Usually, that wonderful thing is Ethan’s spirit.

“Special Olympics has been an amazing event for Ethan and the whole family. It has been a chance for Ethan to shine,” Heather said. “When he was small they said he would never walk. He started walking at 4-and-a-half years old. Now, to see him running, having fun, waving, and smiling with every step is priceless for him, and for our family to see.

“It is very emotional because he’s breaking down barriers, making strides and progressing constantly. Just seeing that he does everything with a smile and with so much happiness, I think, as a mother, it is inspiring. However, it is inspiring for so many people, who just see that with all of the challenges, he faces every day with so much heart and energy and spirit. He is so positive and happy, it is contagious.”

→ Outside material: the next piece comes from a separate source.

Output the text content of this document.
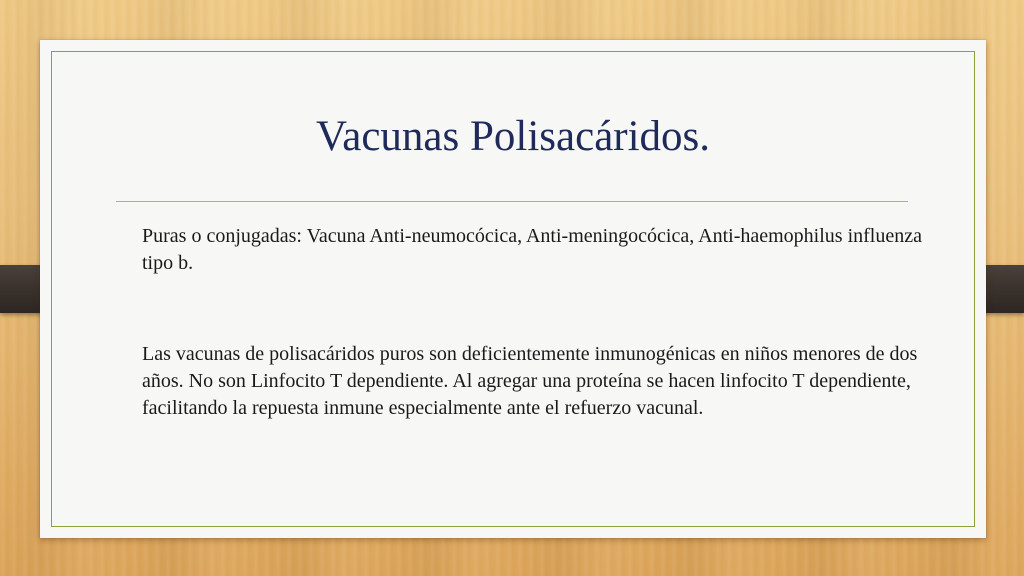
Vacunas Polisacáridos.

Puras o conjugadas: Vacuna Anti-neumocócica, Anti-meningocócica, Anti-haemophilus influenza tipo b.

Las vacunas de polisacáridos puros son deficientemente inmunogénicas en niños menores de dos años. No son Linfocito T dependiente. Al agregar una proteína se hacen linfocito T dependiente, facilitando la repuesta inmune especialmente ante el refuerzo vacunal.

That contagious spirit was on display at Point Loma Nazarene University last Saturday during the Special Olympics Southern California San Diego Athletics Regional Games. He competed in the 100- and 50-yard runs, and the softball throw. He also started the day on the right foot, bringing in the Flame of Hope with San Diego Sheriff Deputy Maggie Collins.

“We thought about it (getting involved with Special Olympics) for many years, but he had so many surgeries and with cerebral palsy his stability hasn’t been the best,” Heather said. “We never really followed up with it until he was nine. We thought we would give it a shot and he has shined. It is something we will spend a lifetime doing because it is so wonderful.”

As long as Ethan is in Special Olympics, Team Ethan will be there in full force. Mom, dad (Shawn), aunts, cousins, friends, and sister Talia. They were loud and decked out in Team Ethan gear Saturday. They are not done yet.

Last weekend he competed for his community Special Olympics program, the Crawford Skybirds. However, it has been school programming that got him plugged in and he will compete again today (Friday, April 27) in the Pershing Spring School Games.

At Pershing Middle School he is in a program “where it is unified, where all the students learn and play together,” Heather said. The inclusion and team comradery he has with Pershing and the Crawford Skybirds has been instrumental for Ethan’s growth.

“I think it is the team. There is such a comradery with the team,” Heather said. “We have had such wonderful coaches, Sandy and Tony. It is an ability for him to individually shine.”

His shine is not just in sports. He has started a project called Plus One. Ethan, who is non-verbal, relies on sign language and he wants to teach those around him. There’s one catch: he wants that person to then teach someone else.

“Learn a sign, teach a sign,” Heather said.

Through his uncompromising determination, along with that award-winning spirit, Ethan is going to have a lot more members of Team Ethan.